Human Mannose-binding Lectin and l-Ficolin Function as Specific Pattern Recognition Proteins in the Lectin Activation Pathway of Complement

Abstract The innate immune response in vertebrates and invertebrates requires the presence of pattern recognition receptors or proteins that recognize microbial cell components including lipopolysaccharide, bacterial peptidoglycan (PGN), and fungal 1,3-β-d-glucan. We reported previously that PGN and 1,3-β-d-glucan recognition proteins from insect hemolymph were able to induce the activation of the prophenoloxidase-activating system, one of the major invertebrate innate immune reactions. The goal of this study was to characterize the biochemical properties and effects of the human counterparts of these molecules. Soluble pattern recognition proteins were purified from human serum and identified as human mannose-binding lectin (MBL) and l-ficolin. The use of specific microbial cell component-coupled columns demonstrated that MBL and l-ficolin bind to PGN and 1,3-β-d-glucan, respectively.
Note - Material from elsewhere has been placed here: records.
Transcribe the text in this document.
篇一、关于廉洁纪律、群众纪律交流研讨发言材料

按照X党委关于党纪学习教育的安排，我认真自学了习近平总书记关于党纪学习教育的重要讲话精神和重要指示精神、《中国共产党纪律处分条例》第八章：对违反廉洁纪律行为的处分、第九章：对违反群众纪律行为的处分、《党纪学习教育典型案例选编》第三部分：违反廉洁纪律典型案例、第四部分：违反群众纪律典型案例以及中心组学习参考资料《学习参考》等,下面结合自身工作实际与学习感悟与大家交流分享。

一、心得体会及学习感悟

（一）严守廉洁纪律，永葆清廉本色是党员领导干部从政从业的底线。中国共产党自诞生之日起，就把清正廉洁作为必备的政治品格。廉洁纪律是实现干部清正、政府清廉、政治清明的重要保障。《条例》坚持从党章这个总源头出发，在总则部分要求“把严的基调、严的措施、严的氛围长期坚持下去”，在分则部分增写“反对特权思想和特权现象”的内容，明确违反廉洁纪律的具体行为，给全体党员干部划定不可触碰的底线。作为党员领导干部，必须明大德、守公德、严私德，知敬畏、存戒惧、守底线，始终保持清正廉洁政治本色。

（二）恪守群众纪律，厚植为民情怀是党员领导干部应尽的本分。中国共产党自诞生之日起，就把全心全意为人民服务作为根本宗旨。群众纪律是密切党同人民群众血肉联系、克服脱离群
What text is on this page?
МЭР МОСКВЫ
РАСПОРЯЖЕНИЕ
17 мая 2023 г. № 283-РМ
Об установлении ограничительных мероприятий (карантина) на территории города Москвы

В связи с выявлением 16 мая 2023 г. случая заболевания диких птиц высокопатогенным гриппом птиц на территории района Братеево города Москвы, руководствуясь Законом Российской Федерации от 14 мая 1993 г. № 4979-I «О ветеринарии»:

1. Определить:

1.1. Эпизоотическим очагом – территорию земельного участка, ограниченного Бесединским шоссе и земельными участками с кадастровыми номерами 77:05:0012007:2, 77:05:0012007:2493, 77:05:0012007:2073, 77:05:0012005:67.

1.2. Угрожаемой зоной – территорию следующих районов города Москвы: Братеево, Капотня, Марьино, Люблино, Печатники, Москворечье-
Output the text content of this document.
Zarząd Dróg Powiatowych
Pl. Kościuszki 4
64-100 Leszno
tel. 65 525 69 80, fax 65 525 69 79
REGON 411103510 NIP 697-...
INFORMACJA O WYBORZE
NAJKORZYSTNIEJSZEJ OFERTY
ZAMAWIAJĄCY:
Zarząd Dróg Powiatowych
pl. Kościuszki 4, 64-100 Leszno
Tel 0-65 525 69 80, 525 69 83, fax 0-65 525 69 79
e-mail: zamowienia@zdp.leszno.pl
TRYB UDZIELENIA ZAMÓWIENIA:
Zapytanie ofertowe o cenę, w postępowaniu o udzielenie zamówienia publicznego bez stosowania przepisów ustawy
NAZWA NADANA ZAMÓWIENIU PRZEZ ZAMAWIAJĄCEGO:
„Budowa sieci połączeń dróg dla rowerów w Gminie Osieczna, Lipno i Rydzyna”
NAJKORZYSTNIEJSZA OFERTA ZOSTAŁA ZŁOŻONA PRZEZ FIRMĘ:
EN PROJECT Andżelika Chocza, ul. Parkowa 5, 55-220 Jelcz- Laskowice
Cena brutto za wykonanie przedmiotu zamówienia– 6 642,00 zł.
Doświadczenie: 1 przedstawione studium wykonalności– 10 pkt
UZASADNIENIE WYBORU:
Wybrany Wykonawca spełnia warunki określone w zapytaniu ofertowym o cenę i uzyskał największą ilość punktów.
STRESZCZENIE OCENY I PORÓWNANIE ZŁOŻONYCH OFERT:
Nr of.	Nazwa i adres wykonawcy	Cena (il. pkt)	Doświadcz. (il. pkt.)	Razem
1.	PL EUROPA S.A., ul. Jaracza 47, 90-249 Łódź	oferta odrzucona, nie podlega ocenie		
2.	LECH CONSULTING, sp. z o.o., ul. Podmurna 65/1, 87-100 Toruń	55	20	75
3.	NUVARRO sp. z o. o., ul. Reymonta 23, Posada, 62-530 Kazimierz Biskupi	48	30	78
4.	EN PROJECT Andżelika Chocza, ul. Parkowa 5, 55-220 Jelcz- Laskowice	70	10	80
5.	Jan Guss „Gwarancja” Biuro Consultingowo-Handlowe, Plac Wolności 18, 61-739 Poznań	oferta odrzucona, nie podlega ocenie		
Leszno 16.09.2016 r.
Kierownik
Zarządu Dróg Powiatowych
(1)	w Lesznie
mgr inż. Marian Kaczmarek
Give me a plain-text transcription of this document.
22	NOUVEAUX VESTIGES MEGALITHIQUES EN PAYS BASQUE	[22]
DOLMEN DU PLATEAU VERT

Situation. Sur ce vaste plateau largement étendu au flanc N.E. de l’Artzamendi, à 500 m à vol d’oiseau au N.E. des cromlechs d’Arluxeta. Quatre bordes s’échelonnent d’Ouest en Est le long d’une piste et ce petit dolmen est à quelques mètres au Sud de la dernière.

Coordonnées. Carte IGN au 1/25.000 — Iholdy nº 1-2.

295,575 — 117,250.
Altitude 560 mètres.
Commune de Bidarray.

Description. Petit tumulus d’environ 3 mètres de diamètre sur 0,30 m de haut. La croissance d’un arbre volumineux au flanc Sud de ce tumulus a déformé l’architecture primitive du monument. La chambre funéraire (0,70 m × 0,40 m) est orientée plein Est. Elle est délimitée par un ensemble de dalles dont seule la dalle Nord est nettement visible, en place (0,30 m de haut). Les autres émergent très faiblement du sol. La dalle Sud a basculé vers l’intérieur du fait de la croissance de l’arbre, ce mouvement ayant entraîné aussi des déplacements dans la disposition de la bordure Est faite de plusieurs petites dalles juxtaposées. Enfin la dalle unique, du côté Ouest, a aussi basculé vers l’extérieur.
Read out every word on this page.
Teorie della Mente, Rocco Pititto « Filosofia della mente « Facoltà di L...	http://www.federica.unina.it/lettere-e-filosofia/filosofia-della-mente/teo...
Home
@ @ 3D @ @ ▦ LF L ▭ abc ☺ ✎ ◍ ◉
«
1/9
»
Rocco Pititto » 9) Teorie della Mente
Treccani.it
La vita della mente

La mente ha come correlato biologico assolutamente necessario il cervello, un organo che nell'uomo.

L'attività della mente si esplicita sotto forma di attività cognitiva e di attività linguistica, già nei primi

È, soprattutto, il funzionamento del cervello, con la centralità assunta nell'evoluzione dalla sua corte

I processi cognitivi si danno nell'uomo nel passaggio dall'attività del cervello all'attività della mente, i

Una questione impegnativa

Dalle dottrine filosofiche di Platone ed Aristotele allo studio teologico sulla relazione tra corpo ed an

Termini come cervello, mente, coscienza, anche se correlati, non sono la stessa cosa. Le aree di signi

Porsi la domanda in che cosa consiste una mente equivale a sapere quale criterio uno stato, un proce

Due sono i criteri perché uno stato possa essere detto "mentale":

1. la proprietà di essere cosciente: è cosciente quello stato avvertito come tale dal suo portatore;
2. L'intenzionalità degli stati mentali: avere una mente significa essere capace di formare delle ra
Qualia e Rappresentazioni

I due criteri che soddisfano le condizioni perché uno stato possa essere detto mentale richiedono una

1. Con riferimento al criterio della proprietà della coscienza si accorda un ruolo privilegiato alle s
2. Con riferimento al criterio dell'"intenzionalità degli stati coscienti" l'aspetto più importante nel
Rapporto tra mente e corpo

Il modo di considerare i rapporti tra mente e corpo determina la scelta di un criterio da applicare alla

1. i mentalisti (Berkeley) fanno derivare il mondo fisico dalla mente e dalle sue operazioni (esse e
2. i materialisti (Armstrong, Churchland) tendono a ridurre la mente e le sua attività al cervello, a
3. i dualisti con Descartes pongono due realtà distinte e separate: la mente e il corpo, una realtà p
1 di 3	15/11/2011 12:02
Purified MBL and l-ficolin were associated with MBL-associated serine proteases-1 and -2 (MASPs) and small MBL-associated protein as determined by Western blot analysis. Finally, the binding of purified MBL/MASP and l-ficolin/MASP complexes to PGN and 1,3-β-d-glucan, respectively, resulted in the activation of the lectin-complement pathway. These results indicate that human PGN and 1,3-β-d-glucan recognition proteins function as complement-activating lectins.